Gone Girl – the most read book of 2013, but is it also the most overrated?


It’s always a big decision, picking a book before you go on holiday. For me it’s usually a toss-up between packing an extra book in case my first choice is a flop or squeezing that extra sundress in… (Being your typical female, the answer is usually a no-brainer!)

This year I craved a healthy dose of escapism, an unassuming, unchallenging “beach read”. And so I made what I am now considering to be an extremely misguided move – I went with popular opinion. I did a rather unoriginal search for the most read book of the last year and it threw up “Gone Girl” a contemporary thriller by critically acclaimed suspense writer, Gillian Flynn. A stickler for reviews, I duly checked them out and who can argue with 1,378 five star reviews. I can, apparently.

The novel centres on the unsolvable mystery that is the marriage between the two protagonists, Nick and Amy. Both are dissatisfied New York writers who have lost their jobs to the recession and are forced to uproot themselves and slot into a simple life Missouri life, into a town plagued by unemployment and seemingly, a loss of hope.

On the day of their fifth wedding anniversary, Amy suddenly goes missing. The typical signs of a “whodunit” murder are all there, upturned furniture, appliances left on, blood on the floor…but is it that simple? The book is initially told through the eyes of un-doting husband Nick. Upon discovering his wife is missing, Nick is unusually nonchalant and it soon becomes obvious that any love he once had for his missing wife has long been lost. Naturally, Nick becomes the prime suspect for Amy’s disappearance and a trickle of discrepancies and incriminating discoveries begin to surface.

The book then shifts its focus to Amy and we are presented with a series of past-tense diary entries in which Amy outlines the strains of being married to Nick. She is successfully portrayed as the doting, ever-loving wife, who has spent the last few years mourning the loss of her job, her New York life and most importantly, the affection of her husband.

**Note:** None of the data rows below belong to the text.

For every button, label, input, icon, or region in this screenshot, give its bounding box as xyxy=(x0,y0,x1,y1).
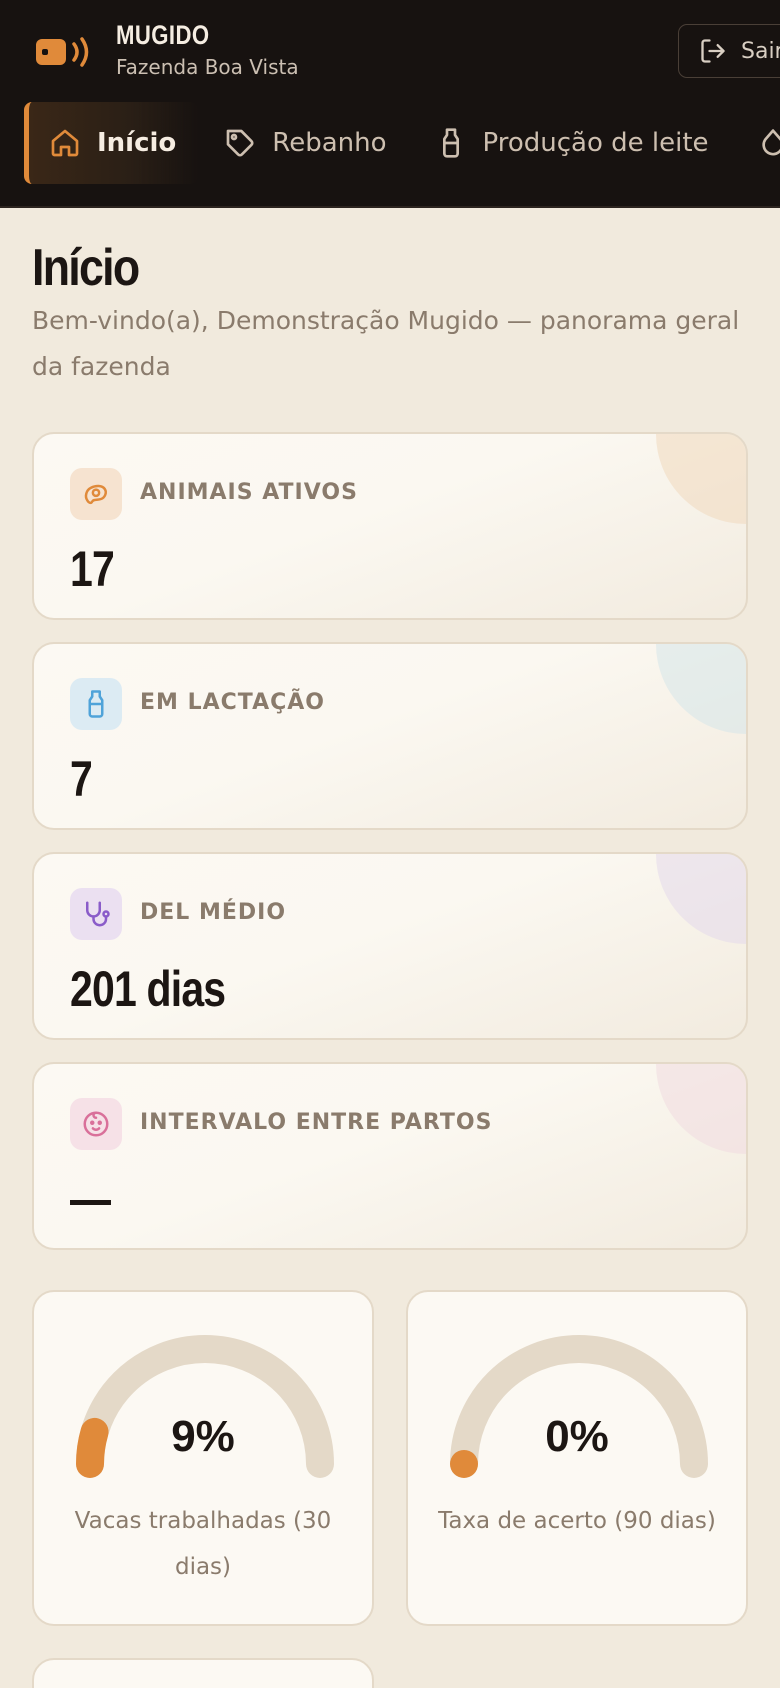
farm-name: Fazenda Boa Vista xyxy=(116,55,299,79)
gauge-card-vacas-trabalhadas: 9% Vacas trabalhadas (30 dias) xyxy=(32,1290,374,1626)
page-subtitle: Bem-vindo(a), Demonstração Mugido — pano… xyxy=(32,306,740,381)
logout-label: Sair xyxy=(741,38,780,64)
logout-button[interactable]: Sair xyxy=(678,24,780,78)
decorative-blob xyxy=(656,434,746,524)
baby-face-icon xyxy=(83,1111,109,1137)
gauge-card-taxa-de-acerto: 0% Taxa de acerto (90 dias) xyxy=(406,1290,748,1626)
decorative-blob xyxy=(656,644,746,734)
top-bar: MUGIDO Fazenda Boa Vista Sair Início Reb… xyxy=(0,0,780,208)
nav-item-producao-de-leite[interactable]: Produção de leite xyxy=(409,102,731,184)
gauge-label: Taxa de acerto (90 dias) xyxy=(438,1508,716,1534)
stat-label: DEL MÉDIO xyxy=(140,900,287,925)
brand-logo-icon xyxy=(36,37,89,67)
stat-icon-box xyxy=(70,678,122,730)
decorative-blob xyxy=(656,854,746,944)
stat-label: ANIMAIS ATIVOS xyxy=(140,480,358,505)
nav-item-inicio[interactable]: Início xyxy=(24,102,199,184)
tag-icon xyxy=(226,129,254,157)
stat-icon-box xyxy=(70,468,122,520)
stat-label: EM LACTAÇÃO xyxy=(140,690,325,715)
stat-card-intervalo-entre-partos: INTERVALO ENTRE PARTOS — xyxy=(32,1062,748,1250)
partial-card xyxy=(32,1658,374,1688)
stethoscope-icon xyxy=(86,901,110,927)
milk-bottle-icon xyxy=(442,128,459,158)
nav-item-label: Produção de leite xyxy=(482,128,709,158)
stat-value: 201 dias xyxy=(70,961,226,1017)
nav-item-rebanho[interactable]: Rebanho xyxy=(198,102,408,184)
gauge-label: Vacas trabalhadas (30 dias) xyxy=(74,1508,332,1580)
stat-value: 7 xyxy=(70,751,93,807)
nav-item-label: Rebanho xyxy=(272,128,387,158)
logout-icon xyxy=(701,39,725,63)
stat-value: — xyxy=(70,1171,111,1227)
nav-item-label: Início xyxy=(97,128,177,158)
main-nav: Início Rebanho Produção de leite xyxy=(24,102,780,184)
stat-icon-box xyxy=(70,888,122,940)
stat-card-animais-ativos: ANIMAIS ATIVOS 17 xyxy=(32,432,748,620)
home-icon xyxy=(51,129,79,157)
milk-bottle-icon xyxy=(88,690,104,718)
stat-label: INTERVALO ENTRE PARTOS xyxy=(140,1110,493,1135)
stat-card-del-medio: DEL MÉDIO 201 dias xyxy=(32,852,748,1040)
nav-item-more[interactable] xyxy=(731,102,780,184)
stat-value: 17 xyxy=(70,541,115,597)
gauge-value: 9% xyxy=(171,1412,235,1461)
brand-name: MUGIDO xyxy=(116,20,210,50)
droplet-icon xyxy=(761,129,780,156)
gauge-value: 0% xyxy=(545,1412,609,1461)
decorative-blob xyxy=(656,1064,746,1154)
stat-card-em-lactacao: EM LACTAÇÃO 7 xyxy=(32,642,748,830)
page-title: Início xyxy=(32,239,140,297)
cow-icon xyxy=(84,484,107,505)
stat-icon-box xyxy=(70,1098,122,1150)
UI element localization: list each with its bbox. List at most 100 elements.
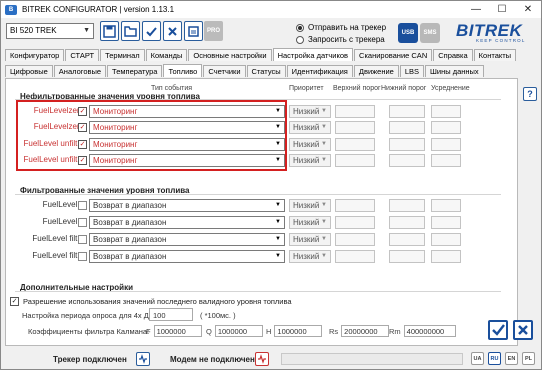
minimize-button[interactable]: — — [463, 1, 489, 18]
device-info-button[interactable] — [184, 21, 203, 41]
lower-threshold-input[interactable] — [389, 199, 425, 212]
lang-pl-button[interactable]: PL — [522, 352, 535, 365]
averaging-input[interactable] — [431, 250, 461, 263]
save-file-button[interactable] — [100, 21, 119, 41]
kalman-rm-input[interactable]: 400000000 — [403, 325, 456, 337]
enable-checkbox[interactable] — [78, 218, 87, 227]
tab-data-buses[interactable]: Шины данных — [425, 65, 484, 77]
enable-checkbox[interactable] — [78, 235, 87, 244]
cancel-button[interactable] — [163, 21, 182, 41]
tab-contacts[interactable]: Контакты — [473, 49, 517, 61]
averaging-input[interactable] — [431, 121, 461, 134]
priority-value: Низкий — [293, 107, 320, 116]
enable-checkbox[interactable] — [78, 201, 87, 210]
help-button[interactable]: ? — [523, 87, 537, 101]
tab-can-scan[interactable]: Сканирование CAN — [354, 49, 433, 61]
averaging-input[interactable] — [431, 154, 461, 167]
event-type-select[interactable]: Мониторинг ▼ — [89, 154, 285, 167]
lang-ru-button[interactable]: RU — [488, 352, 501, 365]
upper-threshold-input[interactable] — [335, 121, 375, 134]
lang-ua-button[interactable]: UA — [471, 352, 484, 365]
lower-threshold-input[interactable] — [389, 138, 425, 151]
upper-threshold-input[interactable] — [335, 138, 375, 151]
modem-connect-button[interactable] — [255, 352, 269, 366]
upper-threshold-input[interactable] — [335, 199, 375, 212]
radio-send-to-tracker[interactable]: Отправить на трекер — [296, 23, 386, 32]
lower-threshold-input[interactable] — [389, 250, 425, 263]
lower-threshold-input[interactable] — [389, 216, 425, 229]
lower-threshold-input[interactable] — [389, 121, 425, 134]
tab-sensor-settings[interactable]: Настройка датчиков — [272, 48, 354, 61]
upper-threshold-input[interactable] — [335, 250, 375, 263]
event-type-select[interactable]: Возврат в диапазон ▼ — [89, 250, 285, 263]
tab-counters[interactable]: Счетчики — [203, 65, 246, 77]
tab-commands[interactable]: Команды — [145, 49, 188, 61]
tab-motion[interactable]: Движение — [353, 65, 399, 77]
tab-identification[interactable]: Идентификация — [286, 65, 353, 77]
upper-threshold-input[interactable] — [335, 216, 375, 229]
upper-threshold-input[interactable] — [335, 154, 375, 167]
tab-configurator[interactable]: Конфигуратор — [5, 49, 65, 61]
priority-select[interactable]: Низкий ▼ — [289, 250, 331, 263]
tab-statuses[interactable]: Статусы — [246, 65, 286, 77]
apply-button[interactable] — [142, 21, 161, 41]
priority-select[interactable]: Низкий ▼ — [289, 216, 331, 229]
radio-request-from-tracker[interactable]: Запросить с трекера — [296, 35, 385, 44]
priority-select[interactable]: Низкий ▼ — [289, 105, 331, 118]
allow-last-valid-option[interactable]: ✓ Разрешение использования значений посл… — [10, 297, 292, 306]
event-type-select[interactable]: Мониторинг ▼ — [89, 121, 285, 134]
tracker-connect-button[interactable] — [136, 352, 150, 366]
enable-checkbox[interactable]: ✓ — [78, 107, 87, 116]
chevron-down-icon: ▼ — [275, 157, 281, 163]
event-type-select[interactable]: Возврат в диапазон ▼ — [89, 216, 285, 229]
tab-analog[interactable]: Аналоговые — [53, 65, 107, 77]
averaging-input[interactable] — [431, 138, 461, 151]
tab-digital[interactable]: Цифровые — [5, 65, 53, 77]
tab-help[interactable]: Справка — [433, 49, 473, 61]
tab-main-settings[interactable]: Основные настройки — [188, 49, 272, 61]
cancel-settings-button[interactable] — [513, 320, 533, 340]
tab-temperature[interactable]: Температура — [107, 65, 163, 77]
averaging-input[interactable] — [431, 199, 461, 212]
enable-checkbox[interactable]: ✓ — [78, 156, 87, 165]
kalman-q-input[interactable]: 1000000 — [214, 325, 263, 337]
device-select[interactable]: BI 520 TREK ▼ — [6, 23, 94, 39]
event-type-select[interactable]: Возврат в диапазон ▼ — [89, 233, 285, 246]
priority-select[interactable]: Низкий ▼ — [289, 199, 331, 212]
upper-threshold-input[interactable] — [335, 105, 375, 118]
apply-settings-button[interactable] — [488, 320, 508, 340]
tab-start[interactable]: СТАРТ — [65, 49, 100, 61]
averaging-input[interactable] — [431, 216, 461, 229]
pro-button[interactable]: PRO — [204, 21, 223, 41]
tab-terminal[interactable]: Терминал — [100, 49, 145, 61]
priority-select[interactable]: Низкий ▼ — [289, 121, 331, 134]
averaging-input[interactable] — [431, 233, 461, 246]
event-type-select[interactable]: Мониторинг ▼ — [89, 138, 285, 151]
priority-select[interactable]: Низкий ▼ — [289, 233, 331, 246]
priority-select[interactable]: Низкий ▼ — [289, 138, 331, 151]
enable-checkbox[interactable]: ✓ — [78, 140, 87, 149]
tab-lbs[interactable]: LBS — [399, 65, 425, 77]
allow-last-valid-checkbox[interactable]: ✓ — [10, 297, 19, 306]
averaging-input[interactable] — [431, 105, 461, 118]
kalman-h-input[interactable]: 1000000 — [274, 325, 323, 337]
open-file-button[interactable] — [121, 21, 140, 41]
lang-en-button[interactable]: EN — [505, 352, 518, 365]
usb-button[interactable]: USB — [398, 23, 418, 43]
event-type-select[interactable]: Мониторинг ▼ — [89, 105, 285, 118]
lower-threshold-input[interactable] — [389, 105, 425, 118]
priority-select[interactable]: Низкий ▼ — [289, 154, 331, 167]
poll-period-input[interactable]: 100 — [149, 308, 193, 321]
tab-fuel[interactable]: Топливо — [163, 64, 203, 77]
kalman-f-input[interactable]: 1000000 — [153, 325, 202, 337]
lower-threshold-input[interactable] — [389, 233, 425, 246]
sms-button[interactable]: SMS — [420, 23, 440, 43]
close-window-button[interactable]: ✕ — [515, 1, 541, 18]
enable-checkbox[interactable]: ✓ — [78, 123, 87, 132]
event-type-select[interactable]: Возврат в диапазон ▼ — [89, 199, 285, 212]
upper-threshold-input[interactable] — [335, 233, 375, 246]
kalman-rs-input[interactable]: 20000000 — [341, 325, 390, 337]
maximize-button[interactable]: ☐ — [489, 1, 515, 18]
enable-checkbox[interactable] — [78, 252, 87, 261]
lower-threshold-input[interactable] — [389, 154, 425, 167]
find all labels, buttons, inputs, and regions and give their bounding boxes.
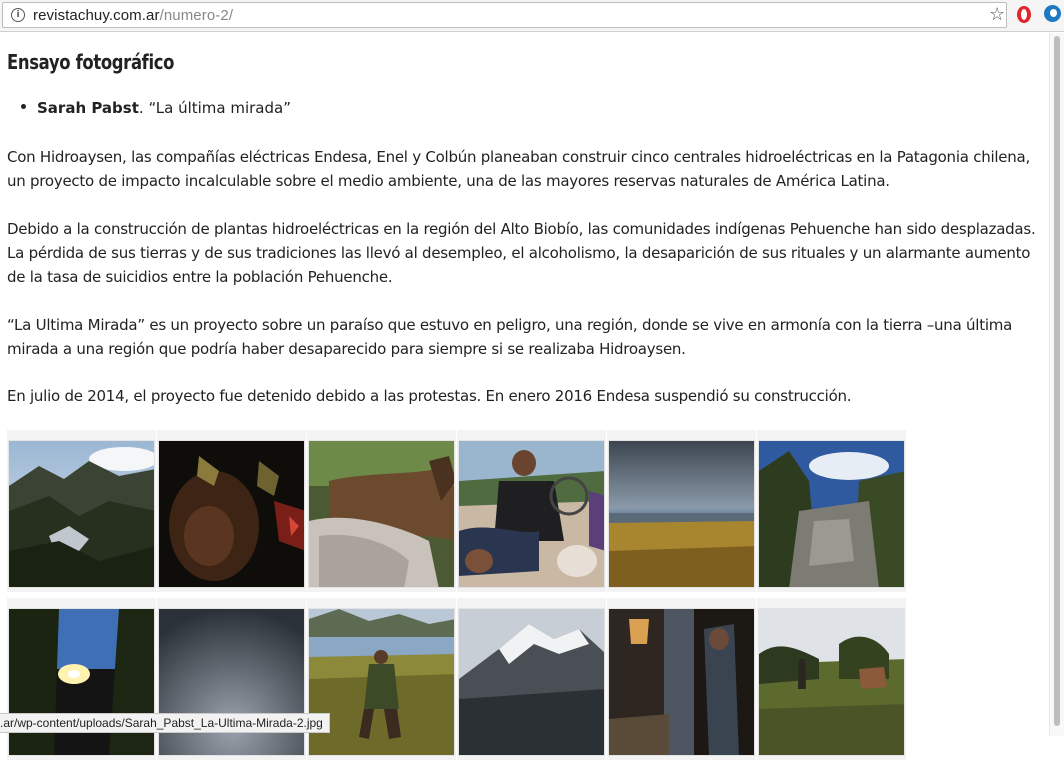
bullet-dot <box>21 104 26 109</box>
url-path: /numero-2/ <box>159 7 234 24</box>
gallery-thumbnail[interactable] <box>8 440 155 588</box>
url-domain: revistachuy.com.ar <box>33 7 160 24</box>
page-scrollbar[interactable] <box>1049 33 1064 736</box>
gallery-thumbnail[interactable] <box>608 440 755 588</box>
browser-toolbar: i revistachuy.com.ar/numero-2/ ☆ <box>0 0 1064 32</box>
gallery-thumbnail[interactable] <box>458 608 605 756</box>
gallery-thumbnail[interactable] <box>758 608 905 756</box>
gallery-thumbnail[interactable] <box>608 608 755 756</box>
address-bar[interactable]: i revistachuy.com.ar/numero-2/ ☆ <box>2 2 1007 28</box>
gallery-row <box>7 430 906 592</box>
gallery-thumbnail[interactable] <box>8 608 155 756</box>
paragraph: Debido a la construcción de plantas hidr… <box>7 220 1036 286</box>
gallery-row <box>7 598 906 760</box>
scrollbar-thumb[interactable] <box>1054 36 1060 726</box>
info-icon[interactable]: i <box>11 8 25 22</box>
list-item: Sarah Pabst. “La última mirada” <box>21 99 291 117</box>
gallery-thumbnail[interactable] <box>158 440 305 588</box>
gallery-thumbnail[interactable] <box>308 608 455 756</box>
gallery-thumbnail[interactable] <box>458 440 605 588</box>
opera-extension-icon[interactable] <box>1017 6 1031 23</box>
bookmark-star-icon[interactable]: ☆ <box>989 4 1005 26</box>
paragraph: En julio de 2014, el proyecto fue deteni… <box>7 387 852 405</box>
browser-extension-icon[interactable] <box>1044 5 1061 22</box>
essay-title: . “La última mirada” <box>138 99 291 117</box>
gallery-thumbnail[interactable] <box>158 608 305 756</box>
section-heading: Ensayo fotográfico <box>7 50 175 74</box>
gallery-thumbnail[interactable] <box>758 440 905 588</box>
status-bar-url: .ar/wp-content/uploads/Sarah_Pabst_La-Ul… <box>0 713 330 733</box>
author-name: Sarah Pabst <box>37 99 139 117</box>
paragraph: Con Hidroaysen, las compañías eléctricas… <box>7 148 1030 190</box>
gallery-thumbnail[interactable] <box>308 440 455 588</box>
paragraph: “La Ultima Mirada” es un proyecto sobre … <box>7 316 1013 358</box>
url-text[interactable]: revistachuy.com.ar/numero-2/ <box>33 7 233 24</box>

It is easy to resonate with Amy, she is likeable and un-scathing in these diary entries which slot in-between Nick’s present tense narrative of the police investigation and his apparent disinterest towards his missing wife.

I do have to say that at this point in the book I was happily hooked, whilst it was never going to be a work of literary genius, I was enjoying the thrill of the mystery, was it Nick? (No too obvious). Was it Amy’s unusually idyllic parents? Was it Amy herself? Throw a few weirdo ex-boyfriends and obsessive ex-girlfriends into the mix and the story is shaping up quite nicely to be a satisfying, easy-to-read thriller, probably forgettable but definitely enjoyable.

And then **SPOILER ALERT** the book takes what is, for me, an unsatisfying twist. Not wholly unpredictable, but kind of boring. We are only about halfway through and we find out Amy is still alive, she has framed her husband (for cheating on her, but mostly for falling out of love with her) and it turns out she is a sociopathic, egotistical psycho. All distaste for Nick evaporates immediately and formulates into pity as we realise that he has been stitched up by his unbearable other half.  

It soon transpires that over the course of her lifetime Amy has fraudulently accused her ex-boyfriend of rape, her father of being a paedophile and her best-friend of threatening to kill her. We also learn that she is guilty of faking pregnancy by stealing her neighbour’s urine and is now committed to framing her husband for murder (which carries the death penalty in Missouri). Once I had come to terms with the disappointing fact that the “whodunit” element of the novel was over, I briefly found myself enjoying it again; I took a guilty pleasure in my change in attitude towards Nick and found myself rooting for him to uncover his wife’s betrayal.

But then, **SECOND SPOILER ALERT** in another thoroughly disappointing turn of events, psycho Amy, the same woman who was more than prepared to see her husband die for something he hadn’t done, decides that she loves him again and un-expectantly returns to his doorstop. Although, only after murdering an ex-boyfriend who has been helping her hide out… (What?) So there’s the crime thriller element of the novel trampled on again. The wife returns of her own accord. Damn.

Now call me a sucker for a cheesy crime thriller, but if I decide to indulge in a murder mystery novel, I want clues, I crave twists and turns and incriminating evidence and counter-evidence and that “yes he did it, no she did it, actually did he do it?” kind of read. And this book just didn’t deliver for me. Instead it chronicles the twisted, depraved, unhealthy relationship of two rather, ultimately unlikeable protagonists.   

I’m not sure if Gillian Flynn got bored or if it was what she intended all along, but after initially (and naturally) feeling only anger and hatred towards his killer wife when she turns up on his doorstep, determined to reveal her for who she really is, he eventually gives up and succumbs to her trickery. Amy falls pregnant and they stay together. The end.

I could not have predicted a more frustrating, dissatisfying end. Not only does this novel seem to wallow in its own self-pity, go against all convention and normality, but it also seems to send out the message: Guys, if you are unlucky enough to marry a psycho wife, capable of murder and treachery, don’t do anything about it, hold onto her, give her babies and confine yourself to misery. Call me boring, but despite a wealth of contrary option, I just didn’t and couldn’t get it. Lesson learnt: if you’re looking for a satisfying easy read, amazon’s top-read list is not always the best place to start!